Harold J. Funkhouser Memorial Grant


Harold J. Funkhouser was born in Napoleon, Ohio on March 17, 1915. His father owned a Dodge dealership. He was the second of three brothers; the oldest being Paul and the youngest, Larry. As a youth, in addition to learning to drive at age 10, he was very athletic — and musically talented.

“Funk,” as he was known to his friends, entered the University of Miami (Ohio) in 1933, graduating in 1937 with a B.A. in geology. He next attended the University of Chicago, earning an M.S. in Geology and Paleontology in 1938.
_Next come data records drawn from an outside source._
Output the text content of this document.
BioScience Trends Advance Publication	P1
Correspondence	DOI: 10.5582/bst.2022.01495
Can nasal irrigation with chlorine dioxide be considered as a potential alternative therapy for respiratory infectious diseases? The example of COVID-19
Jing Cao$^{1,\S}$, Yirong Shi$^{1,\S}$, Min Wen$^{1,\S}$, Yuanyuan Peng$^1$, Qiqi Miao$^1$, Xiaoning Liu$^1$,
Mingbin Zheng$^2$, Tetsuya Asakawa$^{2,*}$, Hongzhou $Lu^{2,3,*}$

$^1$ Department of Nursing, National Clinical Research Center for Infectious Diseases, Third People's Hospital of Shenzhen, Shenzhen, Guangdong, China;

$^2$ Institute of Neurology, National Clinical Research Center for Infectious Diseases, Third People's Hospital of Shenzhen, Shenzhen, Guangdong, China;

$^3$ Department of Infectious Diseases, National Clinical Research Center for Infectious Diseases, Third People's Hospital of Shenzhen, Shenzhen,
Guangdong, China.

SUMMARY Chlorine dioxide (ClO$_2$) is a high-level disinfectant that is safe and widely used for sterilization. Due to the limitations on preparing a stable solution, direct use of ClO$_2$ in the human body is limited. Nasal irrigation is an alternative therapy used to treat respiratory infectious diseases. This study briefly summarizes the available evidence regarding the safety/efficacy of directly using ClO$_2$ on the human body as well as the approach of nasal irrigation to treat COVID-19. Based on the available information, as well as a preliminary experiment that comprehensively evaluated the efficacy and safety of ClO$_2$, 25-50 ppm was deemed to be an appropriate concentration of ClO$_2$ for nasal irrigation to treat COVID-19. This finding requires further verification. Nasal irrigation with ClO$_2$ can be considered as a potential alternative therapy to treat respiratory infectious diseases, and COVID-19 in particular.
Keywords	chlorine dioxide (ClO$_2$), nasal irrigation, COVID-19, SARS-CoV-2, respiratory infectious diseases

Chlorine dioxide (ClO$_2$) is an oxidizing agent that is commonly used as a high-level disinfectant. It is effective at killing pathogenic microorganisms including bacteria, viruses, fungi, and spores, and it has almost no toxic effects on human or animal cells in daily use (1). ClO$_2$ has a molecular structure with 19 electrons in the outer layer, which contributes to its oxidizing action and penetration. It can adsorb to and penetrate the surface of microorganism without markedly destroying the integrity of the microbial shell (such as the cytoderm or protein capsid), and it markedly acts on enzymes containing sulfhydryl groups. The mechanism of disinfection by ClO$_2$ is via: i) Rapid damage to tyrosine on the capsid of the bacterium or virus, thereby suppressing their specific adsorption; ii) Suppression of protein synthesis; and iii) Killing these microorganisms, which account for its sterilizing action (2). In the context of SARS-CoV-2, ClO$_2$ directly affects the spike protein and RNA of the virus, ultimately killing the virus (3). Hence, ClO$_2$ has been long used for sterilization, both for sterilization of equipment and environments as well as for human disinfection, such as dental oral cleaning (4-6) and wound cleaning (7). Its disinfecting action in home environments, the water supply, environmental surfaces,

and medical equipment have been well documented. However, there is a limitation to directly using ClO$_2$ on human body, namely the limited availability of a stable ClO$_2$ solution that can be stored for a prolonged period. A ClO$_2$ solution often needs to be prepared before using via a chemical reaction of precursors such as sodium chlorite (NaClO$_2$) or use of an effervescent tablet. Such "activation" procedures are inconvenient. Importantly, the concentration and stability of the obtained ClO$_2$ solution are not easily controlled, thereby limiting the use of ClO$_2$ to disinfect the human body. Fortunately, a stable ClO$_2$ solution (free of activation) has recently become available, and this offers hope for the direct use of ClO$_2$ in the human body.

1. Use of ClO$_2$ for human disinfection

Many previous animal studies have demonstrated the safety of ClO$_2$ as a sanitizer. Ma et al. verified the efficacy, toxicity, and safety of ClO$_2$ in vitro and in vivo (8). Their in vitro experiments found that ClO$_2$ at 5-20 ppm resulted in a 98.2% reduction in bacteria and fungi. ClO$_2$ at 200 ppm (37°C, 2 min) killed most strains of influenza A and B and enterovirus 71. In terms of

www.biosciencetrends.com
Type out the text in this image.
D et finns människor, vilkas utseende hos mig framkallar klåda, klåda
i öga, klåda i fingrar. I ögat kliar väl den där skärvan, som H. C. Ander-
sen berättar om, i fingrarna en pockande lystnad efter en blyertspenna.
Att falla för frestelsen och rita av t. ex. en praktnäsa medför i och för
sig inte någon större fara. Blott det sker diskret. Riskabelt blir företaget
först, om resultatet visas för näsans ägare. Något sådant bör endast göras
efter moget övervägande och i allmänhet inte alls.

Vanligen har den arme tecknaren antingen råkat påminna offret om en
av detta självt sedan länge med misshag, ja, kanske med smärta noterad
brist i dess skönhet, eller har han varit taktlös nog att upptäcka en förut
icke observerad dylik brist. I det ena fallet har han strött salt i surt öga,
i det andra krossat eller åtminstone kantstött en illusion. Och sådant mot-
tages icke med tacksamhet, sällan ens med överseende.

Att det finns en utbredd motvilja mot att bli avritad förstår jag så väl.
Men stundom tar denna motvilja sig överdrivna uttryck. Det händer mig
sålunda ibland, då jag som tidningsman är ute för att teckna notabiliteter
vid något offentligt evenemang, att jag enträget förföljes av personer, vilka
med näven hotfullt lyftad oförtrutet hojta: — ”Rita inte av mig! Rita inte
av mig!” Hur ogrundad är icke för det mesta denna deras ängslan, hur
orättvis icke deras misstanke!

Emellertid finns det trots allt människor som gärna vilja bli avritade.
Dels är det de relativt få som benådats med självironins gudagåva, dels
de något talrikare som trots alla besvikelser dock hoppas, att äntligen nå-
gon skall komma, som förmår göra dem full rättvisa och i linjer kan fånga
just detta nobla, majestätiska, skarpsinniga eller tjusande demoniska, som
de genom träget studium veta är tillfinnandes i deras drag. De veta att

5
That same year, he went to work for Gulf Oil Corporation and was immediately sent to El Tigre, in eastern Venezuela, to work for Gulf’s subsidiary, Mene Grande Oil Company as a junior geologist. He began his work under Hollis Hedberg. In his early days in Venezuela, seismic was in its infancy, and he pioneered the use of Schlumberger logs, which were almost unknown in the Americas at that time. The President of Gulf at that time observed that one of his many strengths was his “great ability to relate our science to hard economics.” A geologist who worked for him has observed that, “As a boss, he was very demanding but fair. He would implicitly trust his employees and associates and assume they were intelligent and honest. He would always give credit and reward where due. Most important, he had no fear of his superiors and always expressed his sincere opinion.”

He was named Chief Geologist for Mene Grande in 1951. With Venezuela moving inexorably toward nationalization, he returned to the states in 1960 to serve as Gulf’s Exploration Coordinator for the U.S. in Houston.

In his new position, he supported Gulf Research’s work in the use of computers in exploration, regional subsurface-seismic geology, high-pressure shale tectonics and seismic detection of hydrocarbons. He was ready to use new techniques even before they were totally understood.

“Funk” retired from Gulf in 1973 after 35 years of outstanding service. He loved petroleum exploration and often commented how lucky he felt to get paid for doing something he enjoyed so much. He died on Oct 30, 1998 in Houston.